Der Grenzkonflikt zwischen Kroatien und Slowenien sollte durch ein internationales Schiedsgericht beigelegt werden. Deutschlandfunk berichtet, dass die beteiligten Regierungen von Kroatien und Slowenien gerade dabei sind, die Chance zur Beilegung des Dauerstreits und zur friedlichen Lösung zu verspielen.

Beim Streit geht es um den Zugang von Slowenien zu internationalen Gewässern. Nach den Regeln steht Slowenien entsprechend dem Küstenverlauf ein Seegebiet zu, das an italienische und slowenische, nicht aber an internationale Gewässer grenzt. Ein wichtiges Thema also für das Land. Andererseits könnte Kroatien großzügig sein, da es ja aufgrund seiner langen Küste ein entsprechend großes eigenes Seegebiet hat. Es erscheint auch kaum realistisch, dass ein EU-Mitglied den Schiffen eines anderen EU-Mitglieds den Zugang zum Mittelmeer verwehrt.

Dennoch ist die Situation vertrackt. Schon zu Zeiten der gemeinsamen Zugehörigkeit zu Jugoslawien wurden Grundsteine für nachhaltige Verstimmung gelegt. Auch die Auseinandersetzungen im Zusammenhang der Trennung von Jugoslawien haben Verletzungen hinterlassen. Zuletzt haben die Verhandlungen zum EU-Beitritt zur Vertiefung der Spannungen beigetragen.

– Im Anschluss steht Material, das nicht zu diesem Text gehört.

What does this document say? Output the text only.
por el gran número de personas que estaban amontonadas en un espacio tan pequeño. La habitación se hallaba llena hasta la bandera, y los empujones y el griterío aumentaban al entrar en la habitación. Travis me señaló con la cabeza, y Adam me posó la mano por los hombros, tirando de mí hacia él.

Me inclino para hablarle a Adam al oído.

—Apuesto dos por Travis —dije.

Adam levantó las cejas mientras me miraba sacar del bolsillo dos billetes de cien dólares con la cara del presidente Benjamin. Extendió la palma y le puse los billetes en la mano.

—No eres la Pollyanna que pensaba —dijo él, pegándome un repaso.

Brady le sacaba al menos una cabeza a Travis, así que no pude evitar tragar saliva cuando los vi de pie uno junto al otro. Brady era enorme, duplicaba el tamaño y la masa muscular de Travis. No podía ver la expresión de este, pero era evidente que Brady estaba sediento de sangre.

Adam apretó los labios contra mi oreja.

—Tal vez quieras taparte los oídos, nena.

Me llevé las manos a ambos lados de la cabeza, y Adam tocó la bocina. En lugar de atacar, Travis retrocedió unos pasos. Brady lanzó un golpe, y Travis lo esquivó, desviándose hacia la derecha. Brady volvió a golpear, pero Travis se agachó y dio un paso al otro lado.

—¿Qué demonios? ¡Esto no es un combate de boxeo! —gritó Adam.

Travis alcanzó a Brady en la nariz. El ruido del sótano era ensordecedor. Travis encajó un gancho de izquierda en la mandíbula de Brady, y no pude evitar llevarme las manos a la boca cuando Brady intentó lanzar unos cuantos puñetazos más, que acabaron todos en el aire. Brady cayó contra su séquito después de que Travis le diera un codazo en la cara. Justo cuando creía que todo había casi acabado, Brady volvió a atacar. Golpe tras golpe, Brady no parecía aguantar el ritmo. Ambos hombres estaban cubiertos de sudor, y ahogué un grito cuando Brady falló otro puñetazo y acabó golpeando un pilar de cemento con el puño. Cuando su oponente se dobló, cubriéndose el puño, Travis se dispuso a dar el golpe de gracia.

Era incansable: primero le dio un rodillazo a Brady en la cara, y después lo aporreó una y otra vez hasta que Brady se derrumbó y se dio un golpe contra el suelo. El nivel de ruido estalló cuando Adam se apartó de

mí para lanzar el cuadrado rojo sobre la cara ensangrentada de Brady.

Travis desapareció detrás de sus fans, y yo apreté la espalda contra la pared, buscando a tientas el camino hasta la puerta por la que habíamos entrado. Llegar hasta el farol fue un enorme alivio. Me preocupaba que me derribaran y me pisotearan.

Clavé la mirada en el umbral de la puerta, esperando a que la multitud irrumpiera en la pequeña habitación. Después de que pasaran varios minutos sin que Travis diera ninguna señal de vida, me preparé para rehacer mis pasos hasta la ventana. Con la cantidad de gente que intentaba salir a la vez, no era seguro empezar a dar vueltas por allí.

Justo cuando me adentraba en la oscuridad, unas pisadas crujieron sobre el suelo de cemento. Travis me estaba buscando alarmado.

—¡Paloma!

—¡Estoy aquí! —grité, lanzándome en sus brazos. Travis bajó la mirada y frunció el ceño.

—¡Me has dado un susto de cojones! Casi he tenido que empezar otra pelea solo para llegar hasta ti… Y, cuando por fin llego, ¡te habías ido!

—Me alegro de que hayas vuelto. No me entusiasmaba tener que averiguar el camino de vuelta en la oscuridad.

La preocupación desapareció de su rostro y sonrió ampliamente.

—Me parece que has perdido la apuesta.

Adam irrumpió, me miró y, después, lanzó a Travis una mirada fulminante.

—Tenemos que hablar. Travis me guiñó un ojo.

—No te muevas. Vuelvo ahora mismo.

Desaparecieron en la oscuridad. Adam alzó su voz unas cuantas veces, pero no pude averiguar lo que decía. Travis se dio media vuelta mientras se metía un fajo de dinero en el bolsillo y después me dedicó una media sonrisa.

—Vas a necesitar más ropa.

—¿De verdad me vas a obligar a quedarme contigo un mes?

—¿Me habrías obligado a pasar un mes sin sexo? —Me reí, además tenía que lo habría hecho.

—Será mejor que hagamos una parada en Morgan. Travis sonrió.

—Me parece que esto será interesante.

Eine auch in Mediationen nicht seltene Situation ist damit gegeben. Es gibt einen Konflikt in der Sache, der eigentlich überschaubar wäre. Dieser ist aufgeladen mit anderen Konflikten, die viel tiefer gehen, aber nicht so einfach in Positionen zu gießen sind, wie ein Grenzverlauf. Die sogenannte juristische Herangehensweise ist kaum geeignet, den Streit zu befrieden ...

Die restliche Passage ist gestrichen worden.